Eisenhorn: the Omnibus Edition

by Dan Abnett

This is a massive collection of 4 novels and 4 short stories about Inquisitor Gregor Eisenhorn set in the Warhammer 40,000 universe.

  • “Regia Occulta”
  • Xenos
  • “Missing in Action”
  • Malleus
  • “Backcloth for a Crown Additional”
  • Hereticus
  • “The Keeler Image”
  • The Magos

I’ve never played Warhammer and this was my first encounter with the universe. The gist is that in the 41st century human scientific and social progress have ceased, humanity is united under a god-emperor, and humankind is fighting for survival against alien and occult forces.

It’s a pretty great setting, and these stories are a good read.

Of the novels, I thought The Magos was far and away the best. Although it is also the odd one out—the only story not told primarily from Eisenhorn’s first-person perspective. If you wanted to just dip your toe into this series to see if you like it, I would start with The Magos, and if you enjoy it, get the omnibus and start at the beginning. (Even though The Magos comes last in the timeline, I don’t think it spoils anything about the other stories.)

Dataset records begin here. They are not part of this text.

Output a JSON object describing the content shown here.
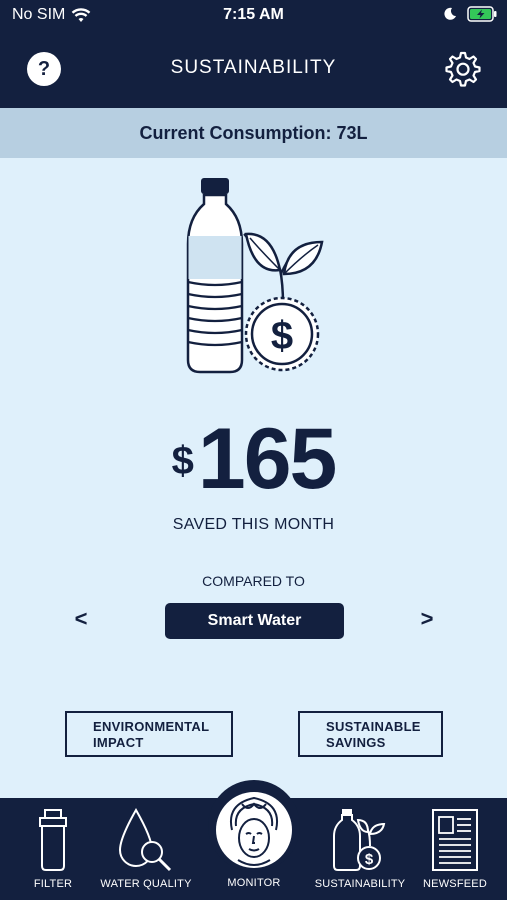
{
  "status_bar": {
    "carrier": "No SIM",
    "time": "7:15 AM"
  },
  "header": {
    "title": "SUSTAINABILITY",
    "help_label": "?"
  },
  "consumption": {
    "text": "Current Consumption: 73L"
  },
  "savings": {
    "currency": "$",
    "amount": "165",
    "caption": "SAVED THIS MONTH"
  },
  "comparison": {
    "label": "COMPARED TO",
    "prev": "<",
    "next": ">",
    "selected": "Smart Water"
  },
  "actions": {
    "environmental": "ENVIRONMENTAL\nIMPACT",
    "sustainable": "SUSTAINABLE\nSAVINGS"
  },
  "tabs": [
    {
      "label": "FILTER",
      "icon": "filter-icon"
    },
    {
      "label": "WATER QUALITY",
      "icon": "water-quality-icon"
    },
    {
      "label": "MONITOR",
      "icon": "monitor-avatar-icon"
    },
    {
      "label": "SUSTAINABILITY",
      "icon": "sustainability-icon"
    },
    {
      "label": "NEWSFEED",
      "icon": "newsfeed-icon"
    }
  ],
  "colors": {
    "navy": "#13203f",
    "background": "#dff0fb",
    "banner": "#b7cfe1",
    "battery": "#34c759"
  }
}
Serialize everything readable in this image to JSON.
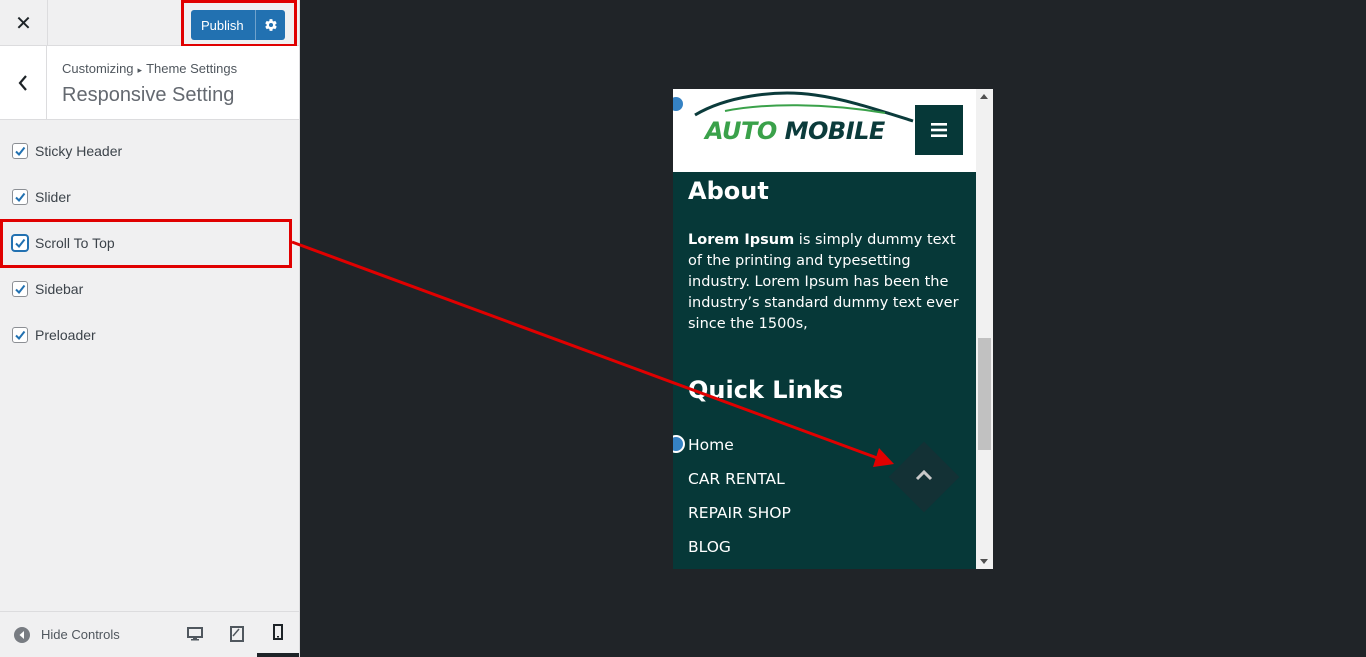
{
  "topbar": {
    "close_icon": "close-icon",
    "publish_label": "Publish",
    "settings_icon": "gear-icon"
  },
  "section": {
    "breadcrumb_parent": "Customizing",
    "breadcrumb_separator": "▸",
    "breadcrumb_current": "Theme Settings",
    "title": "Responsive Setting"
  },
  "options": [
    {
      "label": "Sticky Header",
      "checked": true
    },
    {
      "label": "Slider",
      "checked": true
    },
    {
      "label": "Scroll To Top",
      "checked": true
    },
    {
      "label": "Sidebar",
      "checked": true
    },
    {
      "label": "Preloader",
      "checked": true
    }
  ],
  "footer": {
    "hide_controls_label": "Hide Controls",
    "devices": [
      "desktop",
      "tablet",
      "mobile"
    ],
    "active_device": "mobile"
  },
  "preview": {
    "logo": {
      "part1": "AUTO",
      "part2": "MOBILE"
    },
    "about_heading": "About",
    "about_bold": "Lorem Ipsum",
    "about_text": " is simply dummy text of the printing and typesetting industry. Lorem Ipsum has been the industry’s standard dummy text ever since the 1500s,",
    "links_heading": "Quick Links",
    "links": [
      "Home",
      "CAR RENTAL",
      "REPAIR SHOP",
      "BLOG"
    ]
  },
  "colors": {
    "accent": "#2271b1",
    "annotation": "#e00000",
    "footer_bg": "#063838",
    "logo_green": "#3aa14a"
  }
}
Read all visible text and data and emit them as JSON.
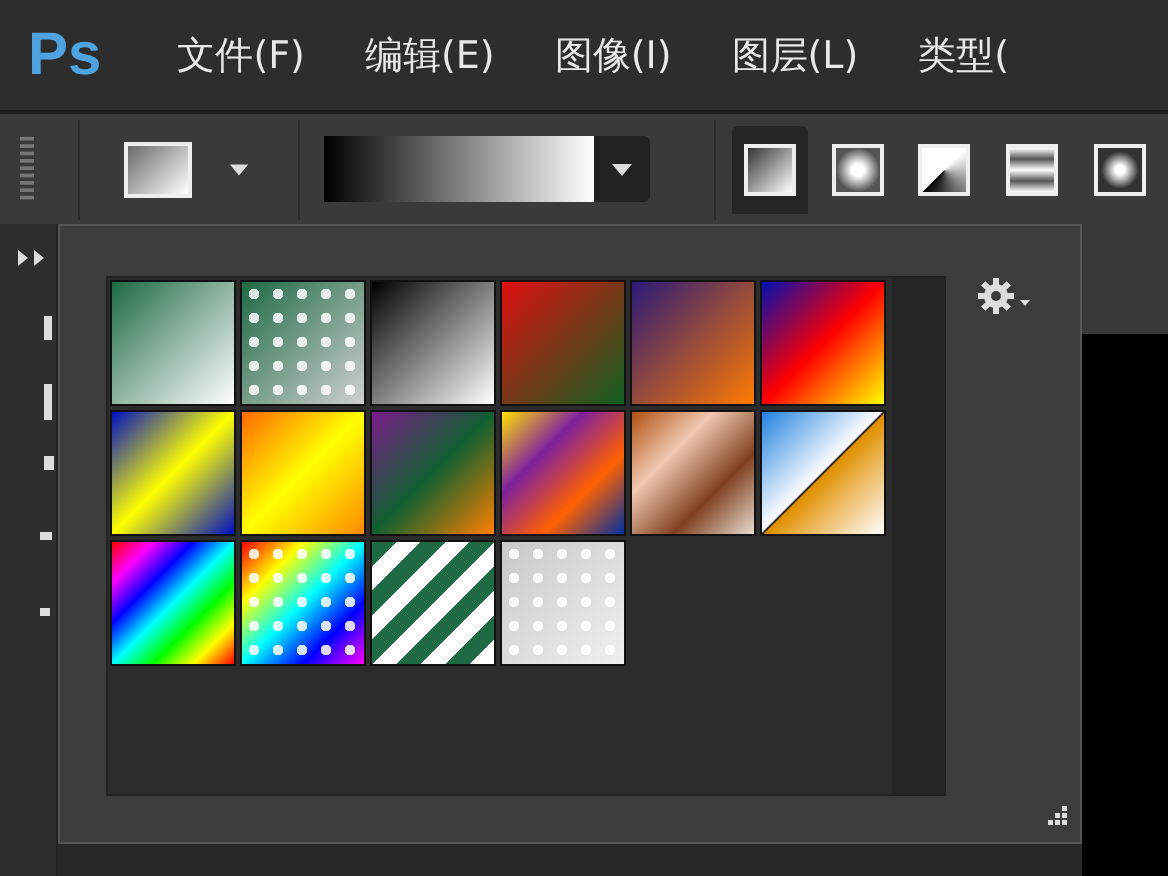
{
  "app": {
    "logo": "Ps"
  },
  "menu": [
    {
      "label": "文件(F)"
    },
    {
      "label": "编辑(E)"
    },
    {
      "label": "图像(I)"
    },
    {
      "label": "图层(L)"
    },
    {
      "label": "类型("
    }
  ],
  "options_bar": {
    "types": [
      {
        "kind": "linear",
        "selected": true
      },
      {
        "kind": "radial",
        "selected": false
      },
      {
        "kind": "angle",
        "selected": false
      },
      {
        "kind": "reflected",
        "selected": false
      },
      {
        "kind": "diamond",
        "selected": false
      }
    ]
  },
  "gradient_picker": {
    "swatches": [
      {
        "kind": "linear"
      },
      {
        "kind": "pattern"
      },
      {
        "kind": "linear"
      },
      {
        "kind": "linear"
      },
      {
        "kind": "linear"
      },
      {
        "kind": "linear"
      },
      {
        "kind": "linear"
      },
      {
        "kind": "linear"
      },
      {
        "kind": "linear"
      },
      {
        "kind": "linear"
      },
      {
        "kind": "linear"
      },
      {
        "kind": "split"
      },
      {
        "kind": "linear"
      },
      {
        "kind": "pattern"
      },
      {
        "kind": "stripes"
      },
      {
        "kind": "pattern"
      }
    ]
  }
}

The Shadow of the Torturer

by Gene Wolfe

In the Earth’s far future humanity lives in the ruins of human civilization and an exiled torturer with a fantastic sword embarks on a journey. Before he makes it out of the city, he picks up a magic rock that provides the title for the sequel, ends up in a duel with plants as weapons, joins a troupe of traveling players, and finally leaves the city.

This book reminded me of Jack Vance’s The Dying Earth series, which is not a good thing. It is set so far in the future that anything goes and there’s no effort to justify anything. I call it space magic.

This book is a sterling example of the space magic genre. Unappealing characters. Nonsensical nouns. Supposedly super-advanced, totally unexplained technology (magic).

I did still read it, though. And I picked up the sequel, too. Although I wouldn’t recommend it. For a better take on deep future sci-fi, pick up Elder Race.

Elder Race

by Adrian Tchaikovsky

Any sufficiently advanced technology is indistinguishable from magic.

Arthur C. Clarke

That’s the premise for this book in a nutshell. A brave princess from a medieval town travels to an ancient wizard’s tower for help stopping a demon that threatens her land. But it’s vastly advanced technology, not magic or monsters. Good read.